The first Kingma we have been able to trace in the archives is Jelle Kingum, who was born around 1450 and lived on the Kingum sate (farm) until his death around 1538. His family name was based on the location of the sate: Kingum.
In 1511, the sate was worked by Pieter Jelles Kingum, the eldest son of Jelle, the family’s ancestor. He rented the sate from his father and (probably) his uncle, as well as paying the Syaerda family a sum for the land.
He was also a proxy of Franekeradeel. His eldest son, Jelle Pieters followed in his father’s footsteps and became a farmer on the sate. He fathered four sons: Pieter Jelles, Dirk Jelles, Hendrik Jelles and Inte Jelles. Pieter Jelles lived at Kingma and died in 1610; Dirk Jelles lived on the Syaerda state in Dronrijp, where he worked as a farmer; and Hendrik Jelles lived in Peyns’.
The Syaerda family had strong ties with Kingum; in 1413, Franeker native Sicke Syaerda was the owner and 'Ruychter of Kinghum' (Judge of Kinghum). The sate of Kingum had voting rights and Syaerda, one of Friesland’s most prominent noblemen, was its chieftain.

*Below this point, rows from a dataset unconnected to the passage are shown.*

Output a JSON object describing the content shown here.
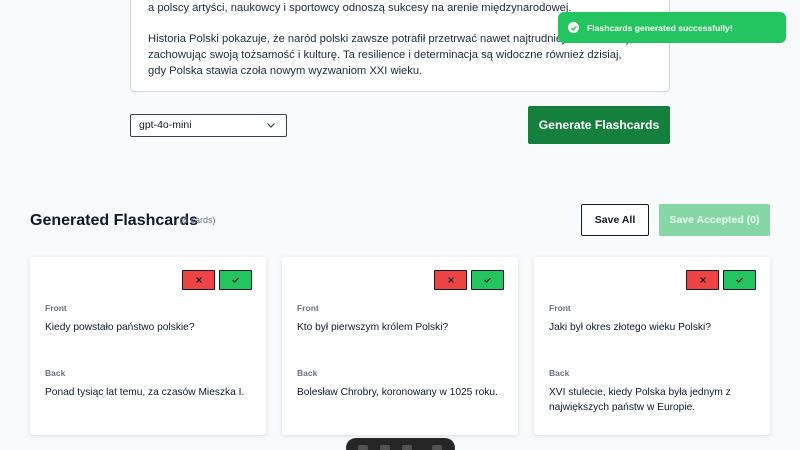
{
  "editor": {
    "line1": "a polscy artyści, naukowcy i sportowcy odnoszą sukcesy na arenie międzynarodowej.",
    "line2": "Historia Polski pokazuje, że naród polski zawsze potrafił przetrwać nawet najtrudniejsze momenty,",
    "line3": "zachowując swoją tożsamość i kulturę. Ta resilience i determinacja są widoczne również dzisiaj,",
    "line4": "gdy Polska stawia czoła nowym wyzwaniom XXI wieku."
  },
  "model_select": {
    "value": "gpt-4o-mini"
  },
  "generate_button": {
    "label": "Generate Flashcards"
  },
  "toast": {
    "message": "Flashcards generated successfully!"
  },
  "section": {
    "title": "Generated Flashcards",
    "count": "(8 cards)"
  },
  "actions": {
    "save_all": "Save All",
    "save_accepted": "Save Accepted (0)"
  },
  "cards": [
    {
      "front_label": "Front",
      "front": "Kiedy powstało państwo polskie?",
      "back_label": "Back",
      "back": "Ponad tysiąc lat temu, za czasów Mieszka I."
    },
    {
      "front_label": "Front",
      "front": "Kto był pierwszym królem Polski?",
      "back_label": "Back",
      "back": "Bolesław Chrobry, koronowany w 1025 roku."
    },
    {
      "front_label": "Front",
      "front": "Jaki był okres złotego wieku Polski?",
      "back_label": "Back",
      "back": "XVI stulecie, kiedy Polska była jednym z największych państw w Europie."
    }
  ],
  "colors": {
    "primary": "#15803d",
    "accent_light": "#86d6a6",
    "toast": "#22c55e",
    "reject": "#ef4444",
    "accept": "#22c55e"
  }
}
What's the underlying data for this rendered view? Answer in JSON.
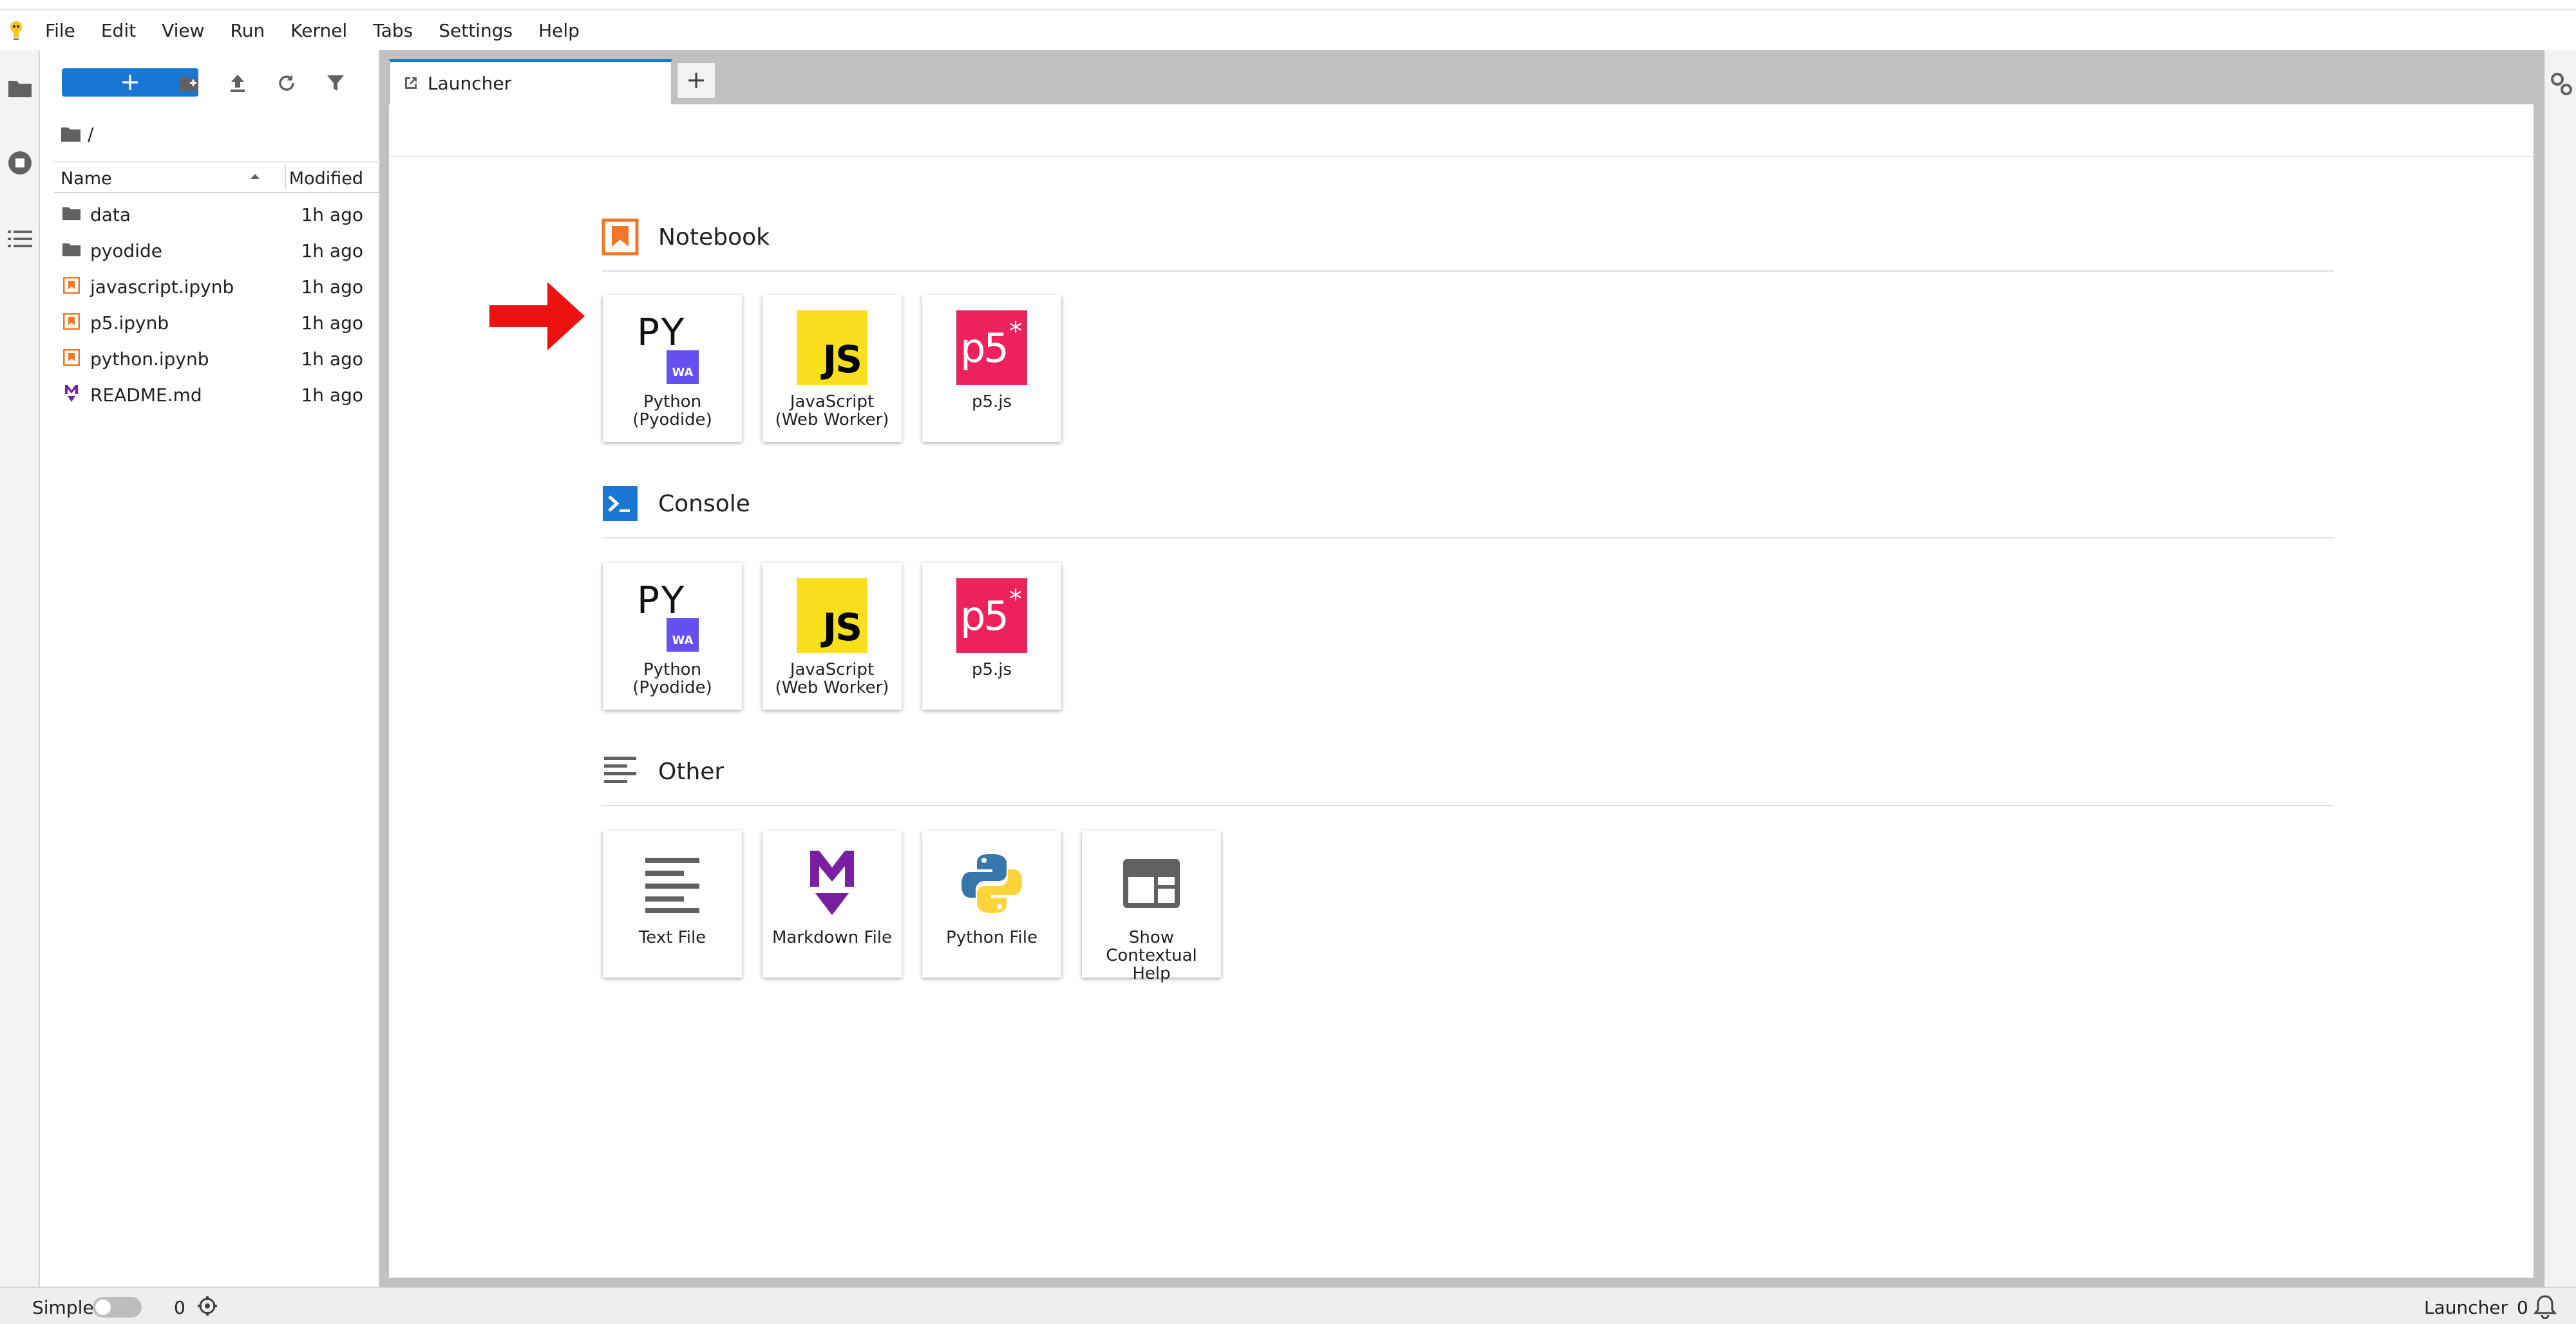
{
  "menu": {
    "items": [
      "File",
      "Edit",
      "View",
      "Run",
      "Kernel",
      "Tabs",
      "Settings",
      "Help"
    ]
  },
  "file_browser": {
    "new_button_label": "+",
    "path": "/",
    "columns": {
      "name": "Name",
      "modified": "Modified"
    },
    "files": [
      {
        "name": "data",
        "modified": "1h ago",
        "icon": "folder-icon"
      },
      {
        "name": "pyodide",
        "modified": "1h ago",
        "icon": "folder-icon"
      },
      {
        "name": "javascript.ipynb",
        "modified": "1h ago",
        "icon": "notebook-icon"
      },
      {
        "name": "p5.ipynb",
        "modified": "1h ago",
        "icon": "notebook-icon"
      },
      {
        "name": "python.ipynb",
        "modified": "1h ago",
        "icon": "notebook-icon"
      },
      {
        "name": "README.md",
        "modified": "1h ago",
        "icon": "markdown-icon"
      }
    ]
  },
  "tabs": {
    "launcher_label": "Launcher",
    "add_label": "+"
  },
  "launcher": {
    "notebook": {
      "title": "Notebook",
      "cards": [
        "Python (Pyodide)",
        "JavaScript (Web Worker)",
        "p5.js"
      ]
    },
    "console": {
      "title": "Console",
      "cards": [
        "Python (Pyodide)",
        "JavaScript (Web Worker)",
        "p5.js"
      ]
    },
    "other": {
      "title": "Other",
      "cards": [
        "Text File",
        "Markdown File",
        "Python File",
        "Show Contextual Help"
      ]
    },
    "logo_text": {
      "py": "PY",
      "wa": "WA",
      "js": "JS",
      "p5": "p5",
      "p5_star": "*",
      "markdown": "M"
    }
  },
  "status": {
    "mode_label": "Simple",
    "kernel_count": "0",
    "current_tab": "Launcher",
    "notification_count": "0"
  },
  "colors": {
    "accent": "#1976d2",
    "notebook_orange": "#f37626",
    "js_yellow": "#f7df1e",
    "p5_pink": "#ed225d",
    "wasm_purple": "#654ff0",
    "markdown_purple": "#7b1fa2",
    "annotation_red": "#ee1111"
  }
}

What was the relationship between these Kingmas and the wealthy Syaerda nobles from Franeker? In Zorgen voor zekerheid, Dr Hans Mol et al. explain that Frisian chieftains often gave generously to their (plentiful) bastard offspring in their wills. As a result, these bastard heirs often became eigenerfden, or farmers who owned their own land, which placed them in the highest echelons of chieftains. All sources refer to the first Kingmas as eigenerfden living on the sate of Kingum. Could it be that illegitimate blue blood ran in their veins?